Well I turned 21 on Friday, and Saturday was the gunshow. I bought a stainless steel Springfield 1911 45er, it was $525 plus tax, ffl, and shipping. Then I got 50 fmj's and 25 jhp's. Altogether I spent $610. I could have saved maybe $20-30 going online, but I figure this way if something's wrong I can take a hour drive and have someone to bitch at.

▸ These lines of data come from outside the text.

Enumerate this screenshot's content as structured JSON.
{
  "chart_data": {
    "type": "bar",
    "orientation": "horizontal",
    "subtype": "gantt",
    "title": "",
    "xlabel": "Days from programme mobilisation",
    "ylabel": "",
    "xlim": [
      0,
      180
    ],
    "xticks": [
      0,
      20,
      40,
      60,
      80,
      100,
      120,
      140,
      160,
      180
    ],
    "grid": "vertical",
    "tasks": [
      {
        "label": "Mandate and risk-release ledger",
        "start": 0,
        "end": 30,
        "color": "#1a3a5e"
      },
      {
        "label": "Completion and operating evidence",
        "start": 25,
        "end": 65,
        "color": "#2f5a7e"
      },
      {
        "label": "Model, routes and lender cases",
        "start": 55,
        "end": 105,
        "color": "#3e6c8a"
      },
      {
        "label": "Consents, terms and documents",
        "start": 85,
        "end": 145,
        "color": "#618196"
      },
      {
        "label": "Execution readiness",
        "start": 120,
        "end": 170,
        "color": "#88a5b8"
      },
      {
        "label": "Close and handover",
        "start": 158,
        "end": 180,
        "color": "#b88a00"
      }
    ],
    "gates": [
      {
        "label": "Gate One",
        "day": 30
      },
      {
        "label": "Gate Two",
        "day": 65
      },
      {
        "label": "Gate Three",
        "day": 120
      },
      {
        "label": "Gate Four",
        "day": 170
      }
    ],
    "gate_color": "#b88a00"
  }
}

Now I need to get some grips because the U.S. stamped wood ones aren't worth a damn.


----------



## Baldy (Jun 21, 2006)

Congrats ReconNinja. I know a lot of folks who have the same pistol and are very happy with it. They do seem to like ball ammo better than HP at first till they get broke in. So far as the price don't look back and enjoy your new pistol. Good luck with it.

Best Baldy..


----------



## 2400 (Feb 4, 2006)

reconNinja said:


> Well I turned 21 on Friday, and Saturday was the gunshow. I bought a stainless steel Springfield 1911 45


That's a great first (or any other) gun. Do you have any pics yet and how does it shoot?


----------



## reconNinja (Sep 26, 2006)

Nah I pick it up on Thursday(damn 3 day wait). Haven't even shot it yet. My last handgun was a dasa sigpro 9mm, this time I wanted a real handcannon. And the stainless finish makes it a fine dress gun as well. I just gotta do something about those grips. And I guess the hammer while I'm at it; does anyone know any good 1911 parts sites?


----------



## Revolver (Aug 26, 2006)

A 1911 is far from what I'd consider a handcannon.

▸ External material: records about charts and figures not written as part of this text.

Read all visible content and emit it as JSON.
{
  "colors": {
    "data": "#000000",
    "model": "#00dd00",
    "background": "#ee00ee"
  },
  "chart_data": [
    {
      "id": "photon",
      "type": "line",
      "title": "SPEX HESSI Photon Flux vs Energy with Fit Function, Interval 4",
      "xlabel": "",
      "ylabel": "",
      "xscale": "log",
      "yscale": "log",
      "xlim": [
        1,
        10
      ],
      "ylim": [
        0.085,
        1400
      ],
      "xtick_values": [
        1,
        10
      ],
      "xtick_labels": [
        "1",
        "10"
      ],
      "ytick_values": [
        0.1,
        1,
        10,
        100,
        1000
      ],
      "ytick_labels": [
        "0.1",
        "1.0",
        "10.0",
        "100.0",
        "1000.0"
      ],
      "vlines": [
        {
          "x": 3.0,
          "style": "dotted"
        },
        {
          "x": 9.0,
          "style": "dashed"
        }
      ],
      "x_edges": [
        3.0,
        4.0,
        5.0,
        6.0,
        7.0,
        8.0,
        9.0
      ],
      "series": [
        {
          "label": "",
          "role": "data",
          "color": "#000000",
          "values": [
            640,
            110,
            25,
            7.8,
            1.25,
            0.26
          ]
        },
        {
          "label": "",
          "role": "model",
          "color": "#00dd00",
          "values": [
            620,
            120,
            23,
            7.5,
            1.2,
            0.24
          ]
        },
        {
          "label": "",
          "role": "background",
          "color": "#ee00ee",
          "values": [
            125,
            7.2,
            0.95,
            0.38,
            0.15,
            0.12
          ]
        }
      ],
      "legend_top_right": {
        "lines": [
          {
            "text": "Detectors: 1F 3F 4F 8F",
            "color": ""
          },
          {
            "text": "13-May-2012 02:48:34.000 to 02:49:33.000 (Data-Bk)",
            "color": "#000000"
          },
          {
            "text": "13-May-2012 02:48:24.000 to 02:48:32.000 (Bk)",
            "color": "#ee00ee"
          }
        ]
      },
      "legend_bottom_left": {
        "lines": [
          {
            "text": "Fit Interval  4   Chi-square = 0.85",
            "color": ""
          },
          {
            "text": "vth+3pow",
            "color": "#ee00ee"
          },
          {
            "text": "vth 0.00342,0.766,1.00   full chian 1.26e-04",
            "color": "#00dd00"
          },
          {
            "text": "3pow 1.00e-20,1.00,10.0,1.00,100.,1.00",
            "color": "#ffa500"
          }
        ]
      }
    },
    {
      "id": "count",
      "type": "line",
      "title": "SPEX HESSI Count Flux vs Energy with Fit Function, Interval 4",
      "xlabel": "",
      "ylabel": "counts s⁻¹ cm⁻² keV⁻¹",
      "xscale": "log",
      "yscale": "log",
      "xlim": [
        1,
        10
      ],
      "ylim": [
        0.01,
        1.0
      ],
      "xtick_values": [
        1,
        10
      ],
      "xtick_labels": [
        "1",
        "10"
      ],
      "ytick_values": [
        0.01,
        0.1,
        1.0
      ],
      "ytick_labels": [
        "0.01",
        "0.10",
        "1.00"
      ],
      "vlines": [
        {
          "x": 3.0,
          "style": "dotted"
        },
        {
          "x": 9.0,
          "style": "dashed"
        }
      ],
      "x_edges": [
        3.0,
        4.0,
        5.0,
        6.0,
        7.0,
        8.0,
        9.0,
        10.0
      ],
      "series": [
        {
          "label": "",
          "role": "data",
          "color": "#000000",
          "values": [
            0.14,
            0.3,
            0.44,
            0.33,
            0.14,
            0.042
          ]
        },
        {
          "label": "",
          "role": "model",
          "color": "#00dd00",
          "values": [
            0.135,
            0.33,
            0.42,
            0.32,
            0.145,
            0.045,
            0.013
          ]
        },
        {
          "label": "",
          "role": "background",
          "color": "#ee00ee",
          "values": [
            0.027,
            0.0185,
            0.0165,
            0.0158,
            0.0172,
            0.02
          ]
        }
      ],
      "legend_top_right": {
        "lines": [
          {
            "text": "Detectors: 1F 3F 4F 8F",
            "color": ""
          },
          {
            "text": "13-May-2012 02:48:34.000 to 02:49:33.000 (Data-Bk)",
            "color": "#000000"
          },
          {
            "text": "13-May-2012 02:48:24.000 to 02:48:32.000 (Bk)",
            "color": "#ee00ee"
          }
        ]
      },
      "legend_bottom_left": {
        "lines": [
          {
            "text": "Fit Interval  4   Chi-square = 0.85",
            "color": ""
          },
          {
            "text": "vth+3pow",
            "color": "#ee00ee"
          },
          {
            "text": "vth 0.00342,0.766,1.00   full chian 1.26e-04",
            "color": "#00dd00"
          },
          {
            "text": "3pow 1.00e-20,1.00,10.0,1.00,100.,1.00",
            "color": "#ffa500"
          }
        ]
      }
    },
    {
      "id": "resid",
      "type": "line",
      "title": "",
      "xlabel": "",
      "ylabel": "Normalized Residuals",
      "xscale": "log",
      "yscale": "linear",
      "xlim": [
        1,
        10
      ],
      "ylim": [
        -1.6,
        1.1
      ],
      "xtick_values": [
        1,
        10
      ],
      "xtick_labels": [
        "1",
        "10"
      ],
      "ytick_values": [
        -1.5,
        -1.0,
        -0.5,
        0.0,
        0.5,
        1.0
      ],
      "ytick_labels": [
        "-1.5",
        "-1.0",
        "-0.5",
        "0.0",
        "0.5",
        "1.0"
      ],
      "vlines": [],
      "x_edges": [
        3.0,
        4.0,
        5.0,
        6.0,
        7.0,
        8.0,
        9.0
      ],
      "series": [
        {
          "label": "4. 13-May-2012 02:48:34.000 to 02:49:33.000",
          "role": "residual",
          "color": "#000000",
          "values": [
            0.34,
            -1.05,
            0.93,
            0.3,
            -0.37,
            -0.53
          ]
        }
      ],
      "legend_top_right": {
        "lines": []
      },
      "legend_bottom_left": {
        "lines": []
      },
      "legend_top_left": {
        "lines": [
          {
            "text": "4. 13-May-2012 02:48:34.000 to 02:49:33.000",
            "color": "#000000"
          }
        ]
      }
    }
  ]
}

Before you go about adding parts that are not needed and can hinder function or reliability(especially if not fitted or installed properly) I would get proficient with that pistol first. The first upgrade a SA GI needs is good sights. After you put a good amount of rounds through you can consider where to go with it.


----------



## reconNinja (Sep 26, 2006)

I can't imagine new grips and a skeletonized hammer would hinder functionality or reliability. 45 is quite a step up from 9mil, and as such I would call it a handcannon. It's not a .50, but it's .05 inches away from it.

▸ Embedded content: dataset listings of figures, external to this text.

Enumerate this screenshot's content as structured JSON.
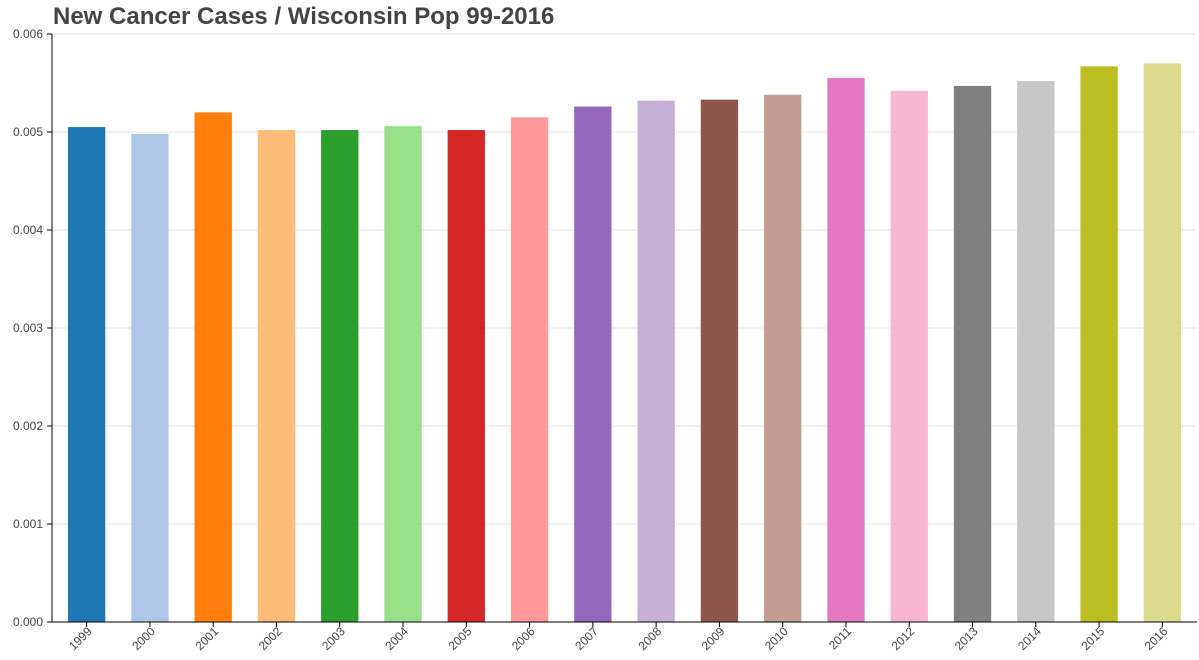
{
  "chart_data": {
    "type": "bar",
    "title": "New Cancer Cases / Wisconsin Pop 99-2016",
    "xlabel": "",
    "ylabel": "",
    "categories": [
      "1999",
      "2000",
      "2001",
      "2002",
      "2003",
      "2004",
      "2005",
      "2006",
      "2007",
      "2008",
      "2009",
      "2010",
      "2011",
      "2012",
      "2013",
      "2014",
      "2015",
      "2016"
    ],
    "values": [
      0.00505,
      0.00498,
      0.0052,
      0.00502,
      0.00502,
      0.00506,
      0.00502,
      0.00515,
      0.00526,
      0.00532,
      0.00533,
      0.00538,
      0.00555,
      0.00542,
      0.00547,
      0.00552,
      0.00567,
      0.0057
    ],
    "colors": [
      "#1f77b4",
      "#aec7e8",
      "#ff7f0e",
      "#ffbb78",
      "#2ca02c",
      "#98df8a",
      "#d62728",
      "#ff9896",
      "#9467bd",
      "#c5b0d5",
      "#8c564b",
      "#c49c94",
      "#e377c2",
      "#f7b6d2",
      "#7f7f7f",
      "#c7c7c7",
      "#bcbd22",
      "#dbdb8d"
    ],
    "ylim": [
      0,
      0.006
    ],
    "yticks": [
      "0.000",
      "0.001",
      "0.002",
      "0.003",
      "0.004",
      "0.005",
      "0.006"
    ],
    "grid": true
  }
}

I definitely want to replace the sights as you noted, can you point me in the right direction as far as a website to order sights from? Thanks


----------



## Nra-Life-Member (Mar 16, 2007)

Happy Birthday.. and Hope you enjoy the Springfield.. They are nice weapons.


----------



## jblaze725 (Mar 19, 2007)

Don't you dare complain about a 3 day wait. I've got a 6 month wait ahead of me. I really have to move somewhere else.


----------



## reconNinja (Sep 26, 2006)

6 months? god damn, is it still that long if you have a ccw? where do you live? im in fla and its 3days, if i had a ccw i could walk out with it.. i think my ordered magazines will get to me before the gun does.


----------



## reconNinja (Sep 26, 2006)

Picked it up today, and it is awesome. My 11rd extended mag came today as well, fits like a glove.

Still haven't had any luck finding a site with good sights or hammers though.. found ajaxgrips.com for the grips though.


----------



## Mike Barham (Mar 30, 2006)

Sights you can see, a trigger you can use, and a dehorning job.

.45ACP is hardly a "handcannon." Ask Bob Wright, who posts here, about magnum revolvers.


----------



## reconNinja (Sep 26, 2006)

uh.. thanks 

I did see a Ruger Super Redhawk Alaskan in .454 Casull that I really liked and would love to pick up.. maybe that qualify in yall's hearts a little better 8)


----------



## 2400 (Feb 4, 2006)

reconNinja said:


> I definitely want to replace the sights as you noted, can you point me in the right direction as far as a website to order sights from? Thanks


Try www.brownells.com or www.midwayusa.com for 1911 parts.


----------